The upper wing and heads of the four birds are the same, but there is variation of design forming two pairs of avian images. On one the body core is red and the lower wing forward thrusting. The other pair of birds has a black body core and downward-pointing lower wings. Cutting through the core of each bird is a stepped thunder image, though this is depicted with two variations. Associated with all four birds are dragonfly symbols. The flight path of the birds is speckled with black paint.
As always it may be misleading to read interpretations into design, but the black speckling is a Sikyatki technique that is frequently said to indicate rain. Dragonflies are also identified with water. The feathers of birds carry those prayers upwards. As with much Hopi iconography, the design seems to be related to the hope for rain.
Pot 2010-24 is directly copied from a Sikyatki polychrome jar in the Keam collection of the Peabody Museum, Harvard whose image is reproduced in Wade (1980b:26), a photograph, and Patterson (1994:50, 141, 155, 230), drawings. Both Alexander Stephen in his 1884/1894 catalog of the collection and Ed Wade in his 1980 catalog of the collection offer extensive discussion of the Sikyatki pot that was the model for 2010-24:
Stephen: “The subject, repeated four times, is the mythic Um-tok-ina, the Thunderer: It is depicted with the head of the serpent genius Baholikonga [whose] body is a rain cloud with lightening darting through it, which discloses the origin of the angular cloud symbol so universally depicted upon all classes of their pottery. The tail is that of the eagle; the wings carry the storm clouds and attached to the lower wing are the clouds conveying the rain. The singular horn shaped object upon which the hail annulets are incised, passing behind the neck and curving over the head, is the source of thunder….(T)his singular mythic animal….has never been seen, but is known to be the active element of the thunder storm….(I)t is painted upon an alter when the men invoke …aid.., which is only in time of long continued drought. The little objects painted upon the vase below the birds are Batolatci (dragon flies)….(D)ragon flies have always been held in great veneration by the Mokis (Hopi) and their ancestors, as they have often been sent by Omau to reopen springs (of water) which Mu-ing-wa had destroyed, and to confer other blessings upon the people (Wade, 1980b:26).” (Wade quotes from Patterson, 1994:49.)

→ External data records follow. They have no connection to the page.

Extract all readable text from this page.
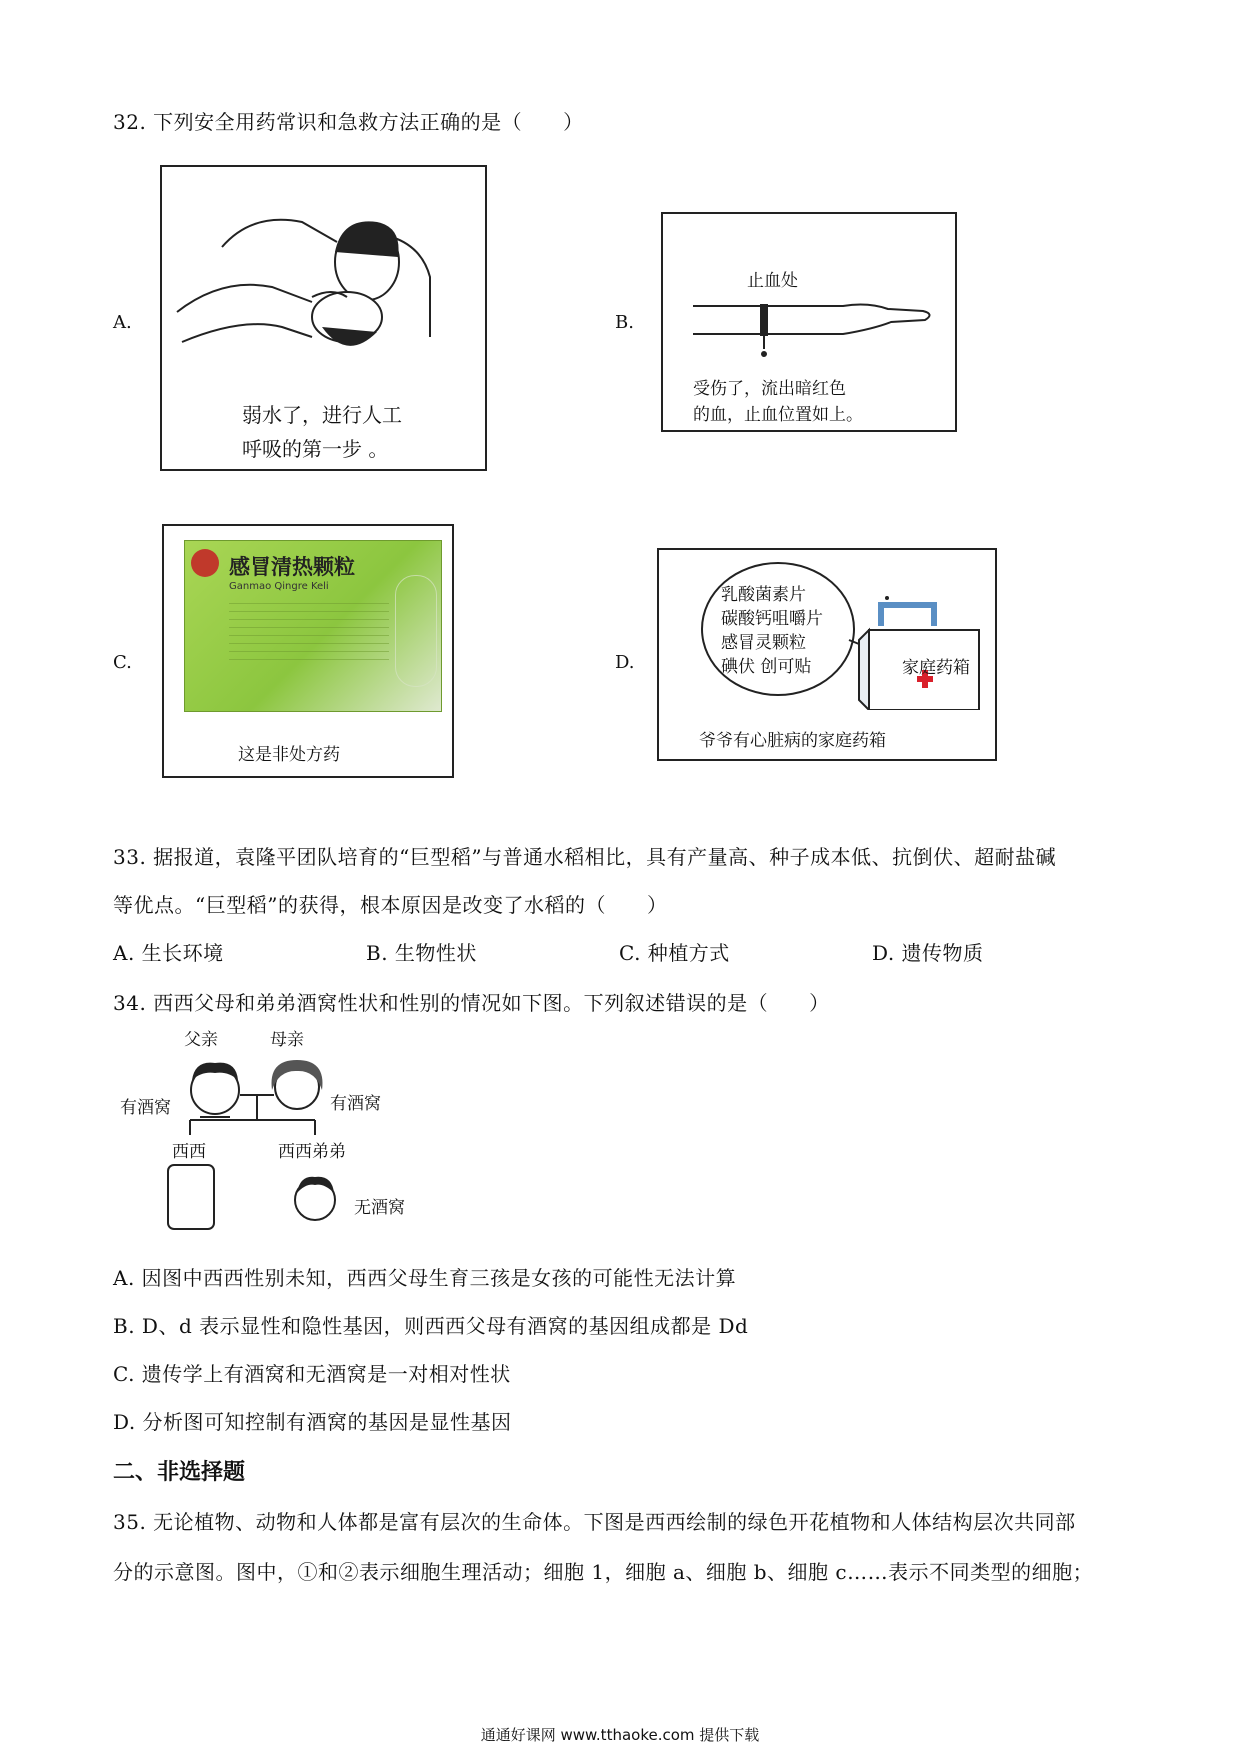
32. 下列安全用药常识和急救方法正确的是（　　）
A.
弱水了，进行人工
呼吸的第一步 。
B.
止血处
受伤了，流出暗红色
的血，止血位置如上。
C.
感冒清热颗粒
Ganmao Qingre Keli
这是非处方药
D.
乳酸菌素片
碳酸钙咀嚼片
感冒灵颗粒
碘伏 创可贴	家庭药箱
爷爷有心脏病的家庭药箱
33. 据报道，袁隆平团队培育的“巨型稻”与普通水稻相比，具有产量高、种子成本低、抗倒伏、超耐盐碱
等优点。“巨型稻”的获得，根本原因是改变了水稻的（　　）
A. 生长环境	B. 生物性状	C. 种植方式	D. 遗传物质
34. 西西父母和弟弟酒窝性状和性别的情况如下图。下列叙述错误的是（　　）
父亲	母亲
有酒窝	有酒窝
西西	西西弟弟
无酒窝
A. 因图中西西性别未知，西西父母生育三孩是女孩的可能性无法计算
B. D、d 表示显性和隐性基因，则西西父母有酒窝的基因组成都是 Dd
C. 遗传学上有酒窝和无酒窝是一对相对性状
D. 分析图可知控制有酒窝的基因是显性基因
二、非选择题
35. 无论植物、动物和人体都是富有层次的生命体。下图是西西绘制的绿色开花植物和人体结构层次共同部
分的示意图。图中，①和②表示细胞生理活动；细胞 1，细胞 a、细胞 b、细胞 c……表示不同类型的细胞；
通通好课网 www.tthaoke.com 提供下载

Wade adds: “The encircling decorative band of toothed birds (or ‘Thunderers’), surrounded by darting dragonflies suggests ceremonial kiva wall murals. Unquestionably certain Sikyatki vessels served as the early historic equivalent of prehistoric kiva jars, and Stephen’s interpretation of these unique designs reinforces the possibility that this vessel may have possessed ritual significance (Wade, 1980b:26)”
Stephen repeats a Hopi teaching story about how dragonflies (batolatci) helped to magically grow corm for the Hopi when they were starving during the migrations before they reached the Hopi mesas (Patterson, 1994:50-51).
This pot is one of a group of pots that were part of a 2,400 item Southwest pueblo pottery collection that was assembled by Rutt Bridges of Denver, CO over a period of about 14 years. His sister, Kathleen Hoff, is helping her brother sell the collection. In 2009 Kat sent me two CDs with information about Hopi pots in the collection. During 2010, over a period of months Kay sent me additional photographs of about 200 Hopi and Hopi/Tewa pots from the collection.